Clark was not a risk-taker, and was afraid to pursue only oil, as John wanted. And then, having bought out his partner’s share for $72,500, not being afraid to take out a loan, Rockefeller went into the oil business. He founded the Standard Oil Company in 1870 and managed it skillfully until his retirement in 1897.

This is how John Rockefeller earned his capital, but he never became arrogant. He died at the age of 97 (in 1937), and according to his will, his descendants are still involved in charity work.


He promised it would be brief, but he delayed it a bit. life stories such a great person, among which there are many instructive moments.

Now let's get down to the treasured list.

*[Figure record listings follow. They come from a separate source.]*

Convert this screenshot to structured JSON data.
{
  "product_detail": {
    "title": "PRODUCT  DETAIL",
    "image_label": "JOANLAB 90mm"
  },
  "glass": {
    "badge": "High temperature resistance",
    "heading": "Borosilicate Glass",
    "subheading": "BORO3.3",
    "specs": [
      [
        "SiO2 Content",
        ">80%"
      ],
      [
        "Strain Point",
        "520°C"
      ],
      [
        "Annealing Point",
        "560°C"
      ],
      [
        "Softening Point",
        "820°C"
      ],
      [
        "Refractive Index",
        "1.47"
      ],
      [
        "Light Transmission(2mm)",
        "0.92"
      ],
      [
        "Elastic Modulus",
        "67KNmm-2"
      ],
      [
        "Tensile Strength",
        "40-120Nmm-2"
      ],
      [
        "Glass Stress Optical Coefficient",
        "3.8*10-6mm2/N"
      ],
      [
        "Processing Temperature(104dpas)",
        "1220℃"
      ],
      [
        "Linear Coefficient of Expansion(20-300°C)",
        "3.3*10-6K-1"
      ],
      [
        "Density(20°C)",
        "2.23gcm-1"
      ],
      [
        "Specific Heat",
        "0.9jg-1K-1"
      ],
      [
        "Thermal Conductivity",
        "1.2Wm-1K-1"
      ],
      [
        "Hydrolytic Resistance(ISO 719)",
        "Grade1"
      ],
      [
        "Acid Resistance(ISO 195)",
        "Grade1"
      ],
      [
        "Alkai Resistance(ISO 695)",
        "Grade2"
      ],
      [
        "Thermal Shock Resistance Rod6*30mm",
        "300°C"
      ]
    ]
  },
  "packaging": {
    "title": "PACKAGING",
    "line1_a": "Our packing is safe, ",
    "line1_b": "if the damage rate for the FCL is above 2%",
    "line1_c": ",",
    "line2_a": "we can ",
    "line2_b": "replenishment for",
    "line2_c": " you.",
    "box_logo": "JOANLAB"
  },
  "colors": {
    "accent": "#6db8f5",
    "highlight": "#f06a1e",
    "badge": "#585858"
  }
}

Rockefeller's 12 golden rules

John wrote a book called Memoirs in 1908, in which he talked about his life path, success stories, how to get rich, and also described the ethical and moral principles by which he lived.

So, let's take a closer look at its basic rules:


These are the rules that allow you to achieve not only a good financial position, but also a successful and joyful life. They are very useful for everyone. Of course, some may disagree with them and come up with various excuses.


But this is everyone's business. I believe that you should learn from the advice of people who have really achieved a lot. And their advice is not just words, but actually proven actions.

I hope these rules help you achieve your goals! Good luck everyone!